Site Reliability Engineer

A site reliability engineer (SRE) creates a bridge between development and IT operations by taking on the tasks typically done by operations. Instead, such tasks are given to these types of engineers who use automation tools to solve problems by creating scalable and reliable software systems.

Standardization and automation are at the heart of what an SRE does, especially as systems migrate to the cloud. Thus, they often have a background in software or system engineering or system administration with IT operations experience.

What is site reliability engineering?

We will start with a definition of what this type of engineering is before we move onto the role and responsibilities of a site reliability engineer.

Site reliability engineering is a term that was first coined by Google, where it is described as “when you treat operations as if it’s a software problem.”

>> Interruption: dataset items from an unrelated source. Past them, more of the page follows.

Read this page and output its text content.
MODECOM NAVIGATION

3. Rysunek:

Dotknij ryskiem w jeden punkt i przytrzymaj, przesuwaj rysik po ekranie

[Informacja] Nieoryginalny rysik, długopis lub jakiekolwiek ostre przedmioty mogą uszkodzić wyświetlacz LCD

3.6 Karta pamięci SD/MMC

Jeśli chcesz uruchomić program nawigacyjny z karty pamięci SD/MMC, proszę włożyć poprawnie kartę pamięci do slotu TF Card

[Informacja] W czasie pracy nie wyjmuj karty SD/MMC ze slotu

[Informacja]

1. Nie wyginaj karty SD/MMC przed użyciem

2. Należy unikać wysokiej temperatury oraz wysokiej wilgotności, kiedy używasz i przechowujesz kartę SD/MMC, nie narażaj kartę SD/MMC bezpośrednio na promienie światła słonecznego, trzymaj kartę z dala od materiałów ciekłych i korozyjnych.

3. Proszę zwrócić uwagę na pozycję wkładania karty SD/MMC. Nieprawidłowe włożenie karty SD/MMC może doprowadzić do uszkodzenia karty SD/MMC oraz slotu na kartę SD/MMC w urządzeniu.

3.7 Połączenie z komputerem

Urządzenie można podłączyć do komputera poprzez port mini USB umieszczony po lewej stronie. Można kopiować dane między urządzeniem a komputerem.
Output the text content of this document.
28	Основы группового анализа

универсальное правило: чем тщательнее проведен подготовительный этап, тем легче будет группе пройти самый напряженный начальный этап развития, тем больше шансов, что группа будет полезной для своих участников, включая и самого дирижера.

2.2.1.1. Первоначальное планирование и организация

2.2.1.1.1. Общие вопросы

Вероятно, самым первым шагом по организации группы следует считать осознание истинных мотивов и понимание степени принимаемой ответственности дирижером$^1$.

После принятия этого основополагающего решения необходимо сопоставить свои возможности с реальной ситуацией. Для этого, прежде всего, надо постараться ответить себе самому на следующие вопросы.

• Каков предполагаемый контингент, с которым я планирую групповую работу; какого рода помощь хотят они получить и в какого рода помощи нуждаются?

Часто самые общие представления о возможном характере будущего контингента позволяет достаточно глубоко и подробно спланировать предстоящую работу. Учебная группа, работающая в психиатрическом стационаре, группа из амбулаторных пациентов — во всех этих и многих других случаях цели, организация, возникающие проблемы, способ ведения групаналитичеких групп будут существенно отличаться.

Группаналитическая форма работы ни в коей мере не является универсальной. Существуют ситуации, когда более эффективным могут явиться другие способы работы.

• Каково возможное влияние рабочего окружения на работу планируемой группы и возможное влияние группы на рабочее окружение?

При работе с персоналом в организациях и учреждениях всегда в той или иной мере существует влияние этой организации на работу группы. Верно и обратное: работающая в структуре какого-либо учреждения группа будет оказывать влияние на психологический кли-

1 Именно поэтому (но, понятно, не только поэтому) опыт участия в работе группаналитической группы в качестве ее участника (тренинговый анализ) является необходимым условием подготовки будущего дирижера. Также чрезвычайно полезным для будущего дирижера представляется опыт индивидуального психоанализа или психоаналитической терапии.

The main purpose of SRE is developing software systems and automated solutions for operational aspects. Thus, SRE does the work traditionally done by operations but instead using engineers with software expertise to solve complex problems.

Therefore, site reliability engineering can be considered a set of practices that incorporates aspects of software engineering into operations thereby increasing the efficiency and reliability of software systems and improving workflow.

SRE and DevOps

Site reliability engineering is closely related to DevOps, another concept that links software development and operations, and can be seen as a generalization of core SRE principles. Consequently, SRE plays a large part in successfully implementing DevOps practices.

Additionally, both DevOps and SRE seek to bridge the gap between operations and development teams to deliver software faster.

However, an article by Google makes a distinction between the two terms stating that SRE “happens to embody the philosophies of DevOps, but has a much more prescriptive way of measuring and achieving reliability through engineering and operations work. In other words, SRE prescribes how to succeed in the various DevOps areas.”

Read more about DevOps and what a DevOps engineer does.

What does a site reliability engineer do?

A site reliability engineer (SRE) works between development and operations. The SRE, then, is a software developer with experience in and knowledge of IT operations.

A lot of this role revolves around writing and developing code to automate processes, such as analyzing logs, testing production environments and responding to any issues, so this engineer will be an expert in writing code.

Such automation allows developers, in turn, to focus exclusively on feature development enabling them to bring new features to production as quickly as possible.

The operations team, for their part, will find their workload decreasing as a SRE will automate solutions for any recurring problem.

Thus, he/she will be shifting between development and operations work and maintaining a balance between them.

Because an SRE engineer’s main focus is on automation, this means that he/she enhances performance, efficiency and monitoring of software development processes.

Required skill set

SREs dedicate their time to creating software that will improve the reliability of systems, fixing issues and responding to incidents and issues. As such, they will need various technical skills.

They will need to have knowledge of various automation tools as they are usually responsible for building and integrating software tools to enhance an organizational system’s reliability and scalability.

As mentioned above, the SRE will require knowledge of coding and most of the common programming languages including Ruby, Javascript and PHP.

He/she will also need to have expertise in the major cloud providers such as AWS and Google Cloud.

Daily roles and responsibilities of an SRE

Automation

As mentioned previously, SRE engineers build tools for automation to manage IT operations. Thus, instead of manually performing these functions, their aim is to automate them. Such functions include:

Continuous integration and continuous delivery
Monitoring
Incident response
Alerts

Monitoring

SRE engineers are responsible for ensuring that the underlying infrastructure is running smoothly and that systems and tools are working as expected.

They also monitor critical applications and services to minimize downtime and ensure their availability.

Issue resolution

These engineers work closely with developers, especially when issues arise so they will collaborate with developers to help with troubleshooting and provide consultation when alerts are issued.

This engineer will investigate and then resolve the issue in the event that a developer runs into a problem.

Following the incident resolution, the engineer will revisit the issue and determine the cause to ensure it doesn’t happen again.

Cross-team collaboration

Based on the above, SREs work across different teams, mainly operations and development. Building reliable systems and providing support to these teams, will give these teams more time to divert their attention to building new features and hence get these out faster to customers.

Common tools used by SREs

Monitoring: such tools include AWS CloudWatch and NewRelic
Incident management/on-call: such as PagerDuty and VictorOps
Project management and issue tracking: such as Jira and Trello
Infrastructure orchestration: including Terraform and SaltStack

To find out more tools from project management tools to infrastructure and container orchestration used by site reliability engineers, check out this curated list of SRE tools.

How much does an SRE make?

According to payscale, this type of engineer makes a salary anywhere between $76,000 to $158,000 a year in the United States with the average being $117,768 per year.

Conclusion

A site reliability engineer is becoming an increasingly important role within organizations. It is a challenging role that requires a passion for coding and automation.

Having such engineers in your organization will help reduce your operational costs while improving the reliability of your systems.